Gru, as a character, is inconsistent. He dismisses the apparent death of one child by saying "It's okay, the plan will work with just two," (which was the only joke in the whole movie I laughed at), but in the next scene, he freaks out when the girl holds her breath because he doesn't want her to die, then goes back to caring about them only as tools in a scheme and being annoyed that they are there, then is suddenly standing up for them when a carnival game clerk is cheating them out of a toy. Although his voice acting was brilliant, his presentation completely destroys any appeal of the character. Even the way he moves and is designed looks like it was taken directly from several b-movie mad scientist films.
What would have made him better? Drop the saccharine bullshit. You can have a story about a bitter old guy who learns to care about people that doesn't give you diabetes, as Up demonstrated. Make Gru consistent in his behavior and pace his character arc so that he actually takes time to develop affection for the girls rather than jumping in and out of being annoyed and playing teatime. Develop his sarcasm into a biting wit and keep that as an essential part of his character throughout the entire film instead of dropping it after two or three jokes to make room for the artificial sweeteners and fart guns.
The humor is done and redone to the point of not being funny and this is not helped by the fact that the previews showed us the only jokes that might have actually been good, so I was tired of them before I ever went in. The old guy gets jokes about being deaf and riding a motorized scooter that's slow as hell. The impossible to please mother has no characteristics aside from being impossible to please. You get double-takes, fart jokes, the little yellow fuckers say "butt" as their only coherent word, and cheesy slapstick as predictable as "1+1=2" (or, in this case, "smiley-face underpants + getting your balls grabbed = ha ha).
This film needed dark humor. I mentioned that one about the girl nearly getting killed.
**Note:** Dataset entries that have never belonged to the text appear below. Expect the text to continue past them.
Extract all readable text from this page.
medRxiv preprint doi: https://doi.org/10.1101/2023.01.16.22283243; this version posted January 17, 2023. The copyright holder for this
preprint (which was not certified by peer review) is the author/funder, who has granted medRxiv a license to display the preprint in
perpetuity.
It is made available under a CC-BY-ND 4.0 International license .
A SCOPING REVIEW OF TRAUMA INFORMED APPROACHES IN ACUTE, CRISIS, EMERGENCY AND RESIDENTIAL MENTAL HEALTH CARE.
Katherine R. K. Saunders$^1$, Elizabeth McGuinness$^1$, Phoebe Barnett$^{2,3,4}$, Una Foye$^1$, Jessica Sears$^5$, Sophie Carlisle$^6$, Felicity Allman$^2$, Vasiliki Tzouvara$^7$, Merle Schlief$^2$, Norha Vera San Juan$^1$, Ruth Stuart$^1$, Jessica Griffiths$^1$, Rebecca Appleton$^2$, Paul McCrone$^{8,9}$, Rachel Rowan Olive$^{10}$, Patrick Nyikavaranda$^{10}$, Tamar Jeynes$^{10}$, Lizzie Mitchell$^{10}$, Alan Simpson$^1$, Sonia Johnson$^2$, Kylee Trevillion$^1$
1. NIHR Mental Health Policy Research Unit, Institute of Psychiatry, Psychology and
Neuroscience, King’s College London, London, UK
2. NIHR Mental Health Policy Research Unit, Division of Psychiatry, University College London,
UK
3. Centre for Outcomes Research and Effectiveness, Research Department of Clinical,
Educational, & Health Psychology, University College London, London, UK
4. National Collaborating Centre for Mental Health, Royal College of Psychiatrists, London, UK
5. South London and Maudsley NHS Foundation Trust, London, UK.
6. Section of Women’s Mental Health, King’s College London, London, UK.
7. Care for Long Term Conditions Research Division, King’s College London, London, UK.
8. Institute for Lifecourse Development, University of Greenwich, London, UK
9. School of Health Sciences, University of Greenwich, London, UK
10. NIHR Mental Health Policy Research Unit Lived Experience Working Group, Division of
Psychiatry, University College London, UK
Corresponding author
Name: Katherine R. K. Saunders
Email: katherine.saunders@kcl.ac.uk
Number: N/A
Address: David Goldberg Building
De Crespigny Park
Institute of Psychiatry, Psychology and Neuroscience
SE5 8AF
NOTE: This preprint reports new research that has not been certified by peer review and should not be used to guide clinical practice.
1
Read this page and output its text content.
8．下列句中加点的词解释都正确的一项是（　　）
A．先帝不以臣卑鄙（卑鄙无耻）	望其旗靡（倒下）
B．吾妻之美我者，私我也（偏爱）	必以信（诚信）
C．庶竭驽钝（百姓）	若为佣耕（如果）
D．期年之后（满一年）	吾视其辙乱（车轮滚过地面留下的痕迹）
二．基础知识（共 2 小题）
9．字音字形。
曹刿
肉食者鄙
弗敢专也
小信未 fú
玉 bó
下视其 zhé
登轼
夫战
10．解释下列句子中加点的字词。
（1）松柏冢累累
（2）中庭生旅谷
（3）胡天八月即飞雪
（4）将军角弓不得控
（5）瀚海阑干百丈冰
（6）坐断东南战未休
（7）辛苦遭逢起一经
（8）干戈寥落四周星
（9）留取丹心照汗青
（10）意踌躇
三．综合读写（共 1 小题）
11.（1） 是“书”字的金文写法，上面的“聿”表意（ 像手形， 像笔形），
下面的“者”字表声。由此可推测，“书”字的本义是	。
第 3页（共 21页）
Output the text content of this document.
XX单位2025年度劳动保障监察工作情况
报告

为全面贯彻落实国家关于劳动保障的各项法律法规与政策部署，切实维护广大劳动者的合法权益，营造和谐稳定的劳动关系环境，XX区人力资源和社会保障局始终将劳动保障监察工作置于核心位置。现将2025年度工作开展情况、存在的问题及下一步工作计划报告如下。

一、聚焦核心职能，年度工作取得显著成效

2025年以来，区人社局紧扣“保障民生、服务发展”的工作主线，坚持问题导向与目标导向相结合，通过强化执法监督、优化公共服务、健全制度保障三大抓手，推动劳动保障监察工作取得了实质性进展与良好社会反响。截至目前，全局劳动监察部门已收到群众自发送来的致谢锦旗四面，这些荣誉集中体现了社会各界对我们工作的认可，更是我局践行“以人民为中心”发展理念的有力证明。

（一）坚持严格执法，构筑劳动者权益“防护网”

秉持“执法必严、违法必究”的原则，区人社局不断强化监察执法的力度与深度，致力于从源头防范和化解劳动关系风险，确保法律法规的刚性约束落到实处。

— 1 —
Gru's reaction to that was perfect. Had the film kept on with that kind of dark and twisted humor, I wouldn't have felt so bad about her not dying then.
They could have made a interesting dark comedy that satirizes the nonsensically evil nature of most cartoon villains while simultaneously showing a man reaching for his dreams (ridiculous though they are) while learning to care about those around him. What they made instead was a poorly-paced, cavity-causing mess that has no heart. The writers took the safe and easy road. Nothing good or uplifting comes from safe and easy.
Enjoy this film if you must, but this is a movie that will be swiftly forgotten in the sands of time, easily replaced by the next color-by-numbers abomination that the studio execubots ejaculate out on their Saturday evening circle-jerk.
Oh, and take note, those are your souls they're using to clean up the mess.